Umbrella Company Employees contracting in the oil and gas professions are poised to find demand for their talents rising again in the North Sea as oil colossus Shell invests millions to decommission redundant North Sea platforms.

North East company Able UK is one of the first to secure a multi-million pound contract with the oil giant to dismantle the ageing Brent platform. The project will eventually lead to the building of a new quay at the site of Hartlepool’s former shipyard at Graythorp.

Demand for skilled staff to execute these projects is set to rise substantially, with around 100 new jobs and contracting assignments likely to be generated by the quay-building alone.
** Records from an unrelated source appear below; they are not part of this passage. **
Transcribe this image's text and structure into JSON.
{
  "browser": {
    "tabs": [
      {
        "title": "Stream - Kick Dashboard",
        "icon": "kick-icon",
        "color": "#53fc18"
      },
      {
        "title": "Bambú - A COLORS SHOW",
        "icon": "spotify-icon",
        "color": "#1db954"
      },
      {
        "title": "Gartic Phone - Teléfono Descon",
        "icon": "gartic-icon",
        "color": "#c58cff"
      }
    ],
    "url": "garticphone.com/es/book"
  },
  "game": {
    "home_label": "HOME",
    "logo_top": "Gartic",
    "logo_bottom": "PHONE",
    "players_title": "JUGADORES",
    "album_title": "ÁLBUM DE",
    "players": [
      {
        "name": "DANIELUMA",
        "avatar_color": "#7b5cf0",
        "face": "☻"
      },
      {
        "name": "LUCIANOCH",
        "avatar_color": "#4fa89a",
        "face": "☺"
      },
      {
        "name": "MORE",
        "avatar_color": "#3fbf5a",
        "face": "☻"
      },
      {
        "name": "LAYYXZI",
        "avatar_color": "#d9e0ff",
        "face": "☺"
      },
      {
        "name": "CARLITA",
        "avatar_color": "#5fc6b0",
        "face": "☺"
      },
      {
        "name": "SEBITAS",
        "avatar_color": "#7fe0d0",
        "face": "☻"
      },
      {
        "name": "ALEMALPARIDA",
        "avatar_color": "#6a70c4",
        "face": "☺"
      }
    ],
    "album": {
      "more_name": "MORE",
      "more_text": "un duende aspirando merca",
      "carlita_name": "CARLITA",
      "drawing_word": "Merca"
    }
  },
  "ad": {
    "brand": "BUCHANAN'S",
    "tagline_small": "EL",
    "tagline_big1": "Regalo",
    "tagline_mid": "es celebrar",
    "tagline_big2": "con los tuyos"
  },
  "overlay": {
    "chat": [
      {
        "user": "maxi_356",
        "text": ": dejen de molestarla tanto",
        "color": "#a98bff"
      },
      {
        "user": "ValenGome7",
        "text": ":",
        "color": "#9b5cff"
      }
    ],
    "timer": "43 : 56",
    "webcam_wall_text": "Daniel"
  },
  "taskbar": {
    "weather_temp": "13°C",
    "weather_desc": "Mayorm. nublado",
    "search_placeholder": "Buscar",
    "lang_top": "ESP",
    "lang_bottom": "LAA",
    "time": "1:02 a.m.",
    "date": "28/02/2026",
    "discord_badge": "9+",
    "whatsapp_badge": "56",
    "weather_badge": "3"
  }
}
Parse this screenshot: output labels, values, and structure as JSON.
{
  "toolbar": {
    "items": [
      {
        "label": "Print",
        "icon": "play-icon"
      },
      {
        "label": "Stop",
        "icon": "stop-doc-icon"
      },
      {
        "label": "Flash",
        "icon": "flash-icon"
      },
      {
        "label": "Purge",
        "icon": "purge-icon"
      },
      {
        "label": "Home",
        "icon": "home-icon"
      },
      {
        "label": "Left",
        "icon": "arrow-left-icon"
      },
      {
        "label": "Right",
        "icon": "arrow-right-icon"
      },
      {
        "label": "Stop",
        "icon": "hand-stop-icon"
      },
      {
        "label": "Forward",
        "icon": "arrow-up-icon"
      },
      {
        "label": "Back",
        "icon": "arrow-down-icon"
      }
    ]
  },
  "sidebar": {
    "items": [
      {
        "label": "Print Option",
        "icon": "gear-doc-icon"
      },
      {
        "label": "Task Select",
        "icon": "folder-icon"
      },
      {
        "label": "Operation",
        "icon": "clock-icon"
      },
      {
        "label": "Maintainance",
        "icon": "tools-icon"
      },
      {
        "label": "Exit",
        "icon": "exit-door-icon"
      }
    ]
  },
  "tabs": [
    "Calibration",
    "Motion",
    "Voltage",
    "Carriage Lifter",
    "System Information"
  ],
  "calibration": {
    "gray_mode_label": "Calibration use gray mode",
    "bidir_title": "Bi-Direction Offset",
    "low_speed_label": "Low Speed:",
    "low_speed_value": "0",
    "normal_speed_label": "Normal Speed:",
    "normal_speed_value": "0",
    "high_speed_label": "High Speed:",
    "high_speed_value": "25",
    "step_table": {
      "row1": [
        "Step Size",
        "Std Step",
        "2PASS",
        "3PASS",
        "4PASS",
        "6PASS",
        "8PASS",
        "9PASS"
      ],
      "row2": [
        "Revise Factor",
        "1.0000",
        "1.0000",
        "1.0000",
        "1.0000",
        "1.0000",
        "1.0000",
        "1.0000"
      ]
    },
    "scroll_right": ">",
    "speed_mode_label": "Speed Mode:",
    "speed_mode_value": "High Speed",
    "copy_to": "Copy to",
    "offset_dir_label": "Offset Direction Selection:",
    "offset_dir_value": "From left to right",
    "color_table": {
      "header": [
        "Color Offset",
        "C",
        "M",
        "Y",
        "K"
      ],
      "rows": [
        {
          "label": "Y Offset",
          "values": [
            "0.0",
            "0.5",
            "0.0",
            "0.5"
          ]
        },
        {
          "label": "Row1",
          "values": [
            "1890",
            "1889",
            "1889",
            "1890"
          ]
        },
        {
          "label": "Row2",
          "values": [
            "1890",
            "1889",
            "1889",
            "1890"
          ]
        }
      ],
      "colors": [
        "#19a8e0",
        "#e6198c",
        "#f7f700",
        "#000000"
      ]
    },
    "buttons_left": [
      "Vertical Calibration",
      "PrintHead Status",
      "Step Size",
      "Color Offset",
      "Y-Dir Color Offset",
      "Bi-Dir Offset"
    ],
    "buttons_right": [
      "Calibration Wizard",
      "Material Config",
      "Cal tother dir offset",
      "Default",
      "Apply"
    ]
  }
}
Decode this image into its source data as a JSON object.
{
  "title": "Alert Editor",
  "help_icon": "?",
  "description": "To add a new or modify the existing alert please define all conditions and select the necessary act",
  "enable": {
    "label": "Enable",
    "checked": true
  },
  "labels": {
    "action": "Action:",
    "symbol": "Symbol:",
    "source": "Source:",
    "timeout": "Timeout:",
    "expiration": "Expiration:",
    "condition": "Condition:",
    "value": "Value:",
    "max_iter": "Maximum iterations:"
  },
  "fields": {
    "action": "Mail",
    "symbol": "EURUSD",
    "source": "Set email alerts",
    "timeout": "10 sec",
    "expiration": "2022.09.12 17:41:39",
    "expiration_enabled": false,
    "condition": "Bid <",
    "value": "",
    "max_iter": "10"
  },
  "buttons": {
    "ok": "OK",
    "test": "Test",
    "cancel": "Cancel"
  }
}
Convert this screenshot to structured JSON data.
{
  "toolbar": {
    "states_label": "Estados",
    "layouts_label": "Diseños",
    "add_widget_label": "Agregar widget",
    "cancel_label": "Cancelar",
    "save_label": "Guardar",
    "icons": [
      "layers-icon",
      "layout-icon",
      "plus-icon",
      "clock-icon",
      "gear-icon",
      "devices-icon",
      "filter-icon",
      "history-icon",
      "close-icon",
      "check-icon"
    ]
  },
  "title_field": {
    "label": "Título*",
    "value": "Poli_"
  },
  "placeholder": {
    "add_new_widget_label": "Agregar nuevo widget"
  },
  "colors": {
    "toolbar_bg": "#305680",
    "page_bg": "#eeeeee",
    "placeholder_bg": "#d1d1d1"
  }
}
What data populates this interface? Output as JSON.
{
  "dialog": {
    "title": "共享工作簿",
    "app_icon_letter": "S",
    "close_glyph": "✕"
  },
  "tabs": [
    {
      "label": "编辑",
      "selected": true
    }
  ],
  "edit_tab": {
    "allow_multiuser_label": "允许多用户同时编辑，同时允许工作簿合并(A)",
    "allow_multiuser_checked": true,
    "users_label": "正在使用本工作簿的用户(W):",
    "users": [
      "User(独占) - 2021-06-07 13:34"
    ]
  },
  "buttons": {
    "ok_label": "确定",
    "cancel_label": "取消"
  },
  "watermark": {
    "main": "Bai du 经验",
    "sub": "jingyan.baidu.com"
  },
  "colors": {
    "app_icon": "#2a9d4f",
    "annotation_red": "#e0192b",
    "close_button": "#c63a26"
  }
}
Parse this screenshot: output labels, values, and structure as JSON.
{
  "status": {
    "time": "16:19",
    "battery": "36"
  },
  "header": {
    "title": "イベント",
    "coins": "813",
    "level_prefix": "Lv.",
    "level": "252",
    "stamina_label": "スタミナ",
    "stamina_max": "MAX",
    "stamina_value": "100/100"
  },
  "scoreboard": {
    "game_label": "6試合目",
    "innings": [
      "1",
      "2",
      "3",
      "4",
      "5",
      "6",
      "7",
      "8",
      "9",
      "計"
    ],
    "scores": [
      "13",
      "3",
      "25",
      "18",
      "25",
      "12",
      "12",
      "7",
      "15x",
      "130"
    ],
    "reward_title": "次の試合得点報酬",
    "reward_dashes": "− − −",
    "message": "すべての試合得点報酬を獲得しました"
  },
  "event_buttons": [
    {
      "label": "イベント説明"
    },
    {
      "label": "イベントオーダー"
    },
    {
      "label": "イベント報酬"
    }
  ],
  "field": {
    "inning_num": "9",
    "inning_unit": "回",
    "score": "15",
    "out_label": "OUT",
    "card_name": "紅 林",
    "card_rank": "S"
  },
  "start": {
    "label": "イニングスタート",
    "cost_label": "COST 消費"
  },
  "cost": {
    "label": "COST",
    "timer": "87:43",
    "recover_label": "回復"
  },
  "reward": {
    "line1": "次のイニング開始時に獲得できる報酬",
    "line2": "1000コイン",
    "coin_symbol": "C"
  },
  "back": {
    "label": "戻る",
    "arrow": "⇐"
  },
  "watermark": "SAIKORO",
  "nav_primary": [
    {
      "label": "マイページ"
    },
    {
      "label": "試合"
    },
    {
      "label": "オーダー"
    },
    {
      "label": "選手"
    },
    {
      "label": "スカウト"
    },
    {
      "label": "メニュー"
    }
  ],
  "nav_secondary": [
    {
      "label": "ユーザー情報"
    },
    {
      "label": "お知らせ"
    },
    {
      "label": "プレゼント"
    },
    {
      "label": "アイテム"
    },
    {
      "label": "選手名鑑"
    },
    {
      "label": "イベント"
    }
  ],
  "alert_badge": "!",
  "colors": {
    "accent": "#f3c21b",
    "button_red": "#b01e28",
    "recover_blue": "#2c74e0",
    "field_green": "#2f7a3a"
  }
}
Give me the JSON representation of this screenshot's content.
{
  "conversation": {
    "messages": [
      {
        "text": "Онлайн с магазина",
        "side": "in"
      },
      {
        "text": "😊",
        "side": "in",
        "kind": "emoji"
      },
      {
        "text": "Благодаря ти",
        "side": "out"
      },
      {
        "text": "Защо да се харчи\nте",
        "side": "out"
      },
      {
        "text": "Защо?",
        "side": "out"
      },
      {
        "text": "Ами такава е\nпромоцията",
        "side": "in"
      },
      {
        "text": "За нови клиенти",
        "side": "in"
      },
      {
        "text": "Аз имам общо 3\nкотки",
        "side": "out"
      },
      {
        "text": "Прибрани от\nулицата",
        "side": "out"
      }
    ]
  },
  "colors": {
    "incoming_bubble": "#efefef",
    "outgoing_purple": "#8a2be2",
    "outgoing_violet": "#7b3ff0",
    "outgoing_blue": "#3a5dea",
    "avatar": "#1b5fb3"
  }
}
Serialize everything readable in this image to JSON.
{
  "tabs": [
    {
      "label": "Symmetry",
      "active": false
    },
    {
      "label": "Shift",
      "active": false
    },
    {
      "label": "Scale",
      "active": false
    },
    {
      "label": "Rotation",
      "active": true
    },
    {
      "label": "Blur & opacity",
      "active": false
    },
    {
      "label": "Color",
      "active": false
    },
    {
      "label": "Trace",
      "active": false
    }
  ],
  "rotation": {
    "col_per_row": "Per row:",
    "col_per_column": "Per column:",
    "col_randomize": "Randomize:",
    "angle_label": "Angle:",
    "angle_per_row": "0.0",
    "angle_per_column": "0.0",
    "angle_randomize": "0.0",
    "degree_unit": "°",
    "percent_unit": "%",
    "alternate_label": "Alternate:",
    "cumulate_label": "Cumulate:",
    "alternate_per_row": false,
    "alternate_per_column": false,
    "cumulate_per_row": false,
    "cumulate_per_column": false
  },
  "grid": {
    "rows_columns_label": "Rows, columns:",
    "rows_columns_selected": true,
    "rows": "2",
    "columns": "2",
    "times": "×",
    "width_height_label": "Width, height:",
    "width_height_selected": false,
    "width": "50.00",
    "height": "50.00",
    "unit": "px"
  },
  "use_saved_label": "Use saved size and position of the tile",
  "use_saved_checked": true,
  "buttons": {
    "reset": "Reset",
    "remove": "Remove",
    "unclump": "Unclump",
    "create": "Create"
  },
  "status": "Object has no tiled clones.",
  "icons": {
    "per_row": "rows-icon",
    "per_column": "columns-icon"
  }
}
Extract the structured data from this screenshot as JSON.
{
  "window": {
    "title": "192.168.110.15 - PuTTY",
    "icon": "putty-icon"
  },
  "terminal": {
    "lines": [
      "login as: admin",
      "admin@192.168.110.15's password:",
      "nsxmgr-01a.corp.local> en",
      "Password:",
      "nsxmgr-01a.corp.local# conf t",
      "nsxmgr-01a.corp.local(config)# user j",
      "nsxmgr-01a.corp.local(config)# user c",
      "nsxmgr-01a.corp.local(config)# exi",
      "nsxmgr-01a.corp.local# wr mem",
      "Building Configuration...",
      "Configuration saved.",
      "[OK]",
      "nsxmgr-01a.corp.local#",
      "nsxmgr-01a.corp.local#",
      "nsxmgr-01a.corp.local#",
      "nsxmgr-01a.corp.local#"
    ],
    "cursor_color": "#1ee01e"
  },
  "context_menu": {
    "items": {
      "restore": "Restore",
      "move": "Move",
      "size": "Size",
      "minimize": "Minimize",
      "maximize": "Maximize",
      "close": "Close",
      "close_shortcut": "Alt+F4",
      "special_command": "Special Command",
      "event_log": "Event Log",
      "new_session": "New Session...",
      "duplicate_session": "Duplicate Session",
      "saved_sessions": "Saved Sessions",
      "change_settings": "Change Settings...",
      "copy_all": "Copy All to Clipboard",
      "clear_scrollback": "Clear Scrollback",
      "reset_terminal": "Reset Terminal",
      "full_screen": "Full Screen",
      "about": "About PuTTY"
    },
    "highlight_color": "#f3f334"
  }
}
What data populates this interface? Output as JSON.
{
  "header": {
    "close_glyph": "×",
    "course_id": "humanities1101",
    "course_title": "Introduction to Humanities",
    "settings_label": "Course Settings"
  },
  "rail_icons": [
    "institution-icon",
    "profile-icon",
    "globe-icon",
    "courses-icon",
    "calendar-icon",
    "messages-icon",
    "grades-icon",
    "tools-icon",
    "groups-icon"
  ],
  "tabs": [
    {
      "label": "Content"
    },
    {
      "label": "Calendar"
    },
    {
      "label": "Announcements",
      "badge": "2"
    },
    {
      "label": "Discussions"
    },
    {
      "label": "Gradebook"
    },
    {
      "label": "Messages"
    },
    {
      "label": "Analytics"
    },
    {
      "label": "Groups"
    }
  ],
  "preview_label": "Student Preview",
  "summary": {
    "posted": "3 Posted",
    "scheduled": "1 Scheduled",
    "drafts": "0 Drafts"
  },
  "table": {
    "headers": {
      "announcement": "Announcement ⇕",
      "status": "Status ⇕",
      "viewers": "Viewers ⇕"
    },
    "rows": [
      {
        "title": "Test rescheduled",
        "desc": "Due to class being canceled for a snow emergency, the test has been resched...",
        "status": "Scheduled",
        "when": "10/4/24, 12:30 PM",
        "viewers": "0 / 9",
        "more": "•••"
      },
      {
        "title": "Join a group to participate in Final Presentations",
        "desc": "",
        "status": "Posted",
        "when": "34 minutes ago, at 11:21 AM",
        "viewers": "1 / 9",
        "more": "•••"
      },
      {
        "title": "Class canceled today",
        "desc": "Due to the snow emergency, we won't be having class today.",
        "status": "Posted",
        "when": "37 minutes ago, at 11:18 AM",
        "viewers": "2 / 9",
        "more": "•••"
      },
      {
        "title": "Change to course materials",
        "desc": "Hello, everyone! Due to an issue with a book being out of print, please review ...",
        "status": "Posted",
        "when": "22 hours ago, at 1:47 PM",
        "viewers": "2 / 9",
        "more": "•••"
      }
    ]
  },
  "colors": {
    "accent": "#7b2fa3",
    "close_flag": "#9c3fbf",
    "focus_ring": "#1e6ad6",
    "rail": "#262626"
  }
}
David Hardy, head of the oil and gas consultancy Hardy AVAAR, has assembled a North East consortium to bid for further decommissioning work. He said: “A number of platforms have had their lives extended, meaning the decommissioning contracts have been pushed to the right. But that cannot continue and there are signs that the industry is now becoming a real industry. We are confident that we can help secure much of this work for the region.”

The North Sea currently hosts around 600 offshore oil and gas platforms. An analysis last year by Oil & Gas UK estimated the value of work to decommission those platforms nearing their end of their lives at £30 billion over the next 25 years, potentially creating more than 35,000 jobs and contracting assignments.

Mr Hardy’s consortium hopes to capture 20% of this decommissioning work, creating over 7,000 jobs and contracting assignments in the process.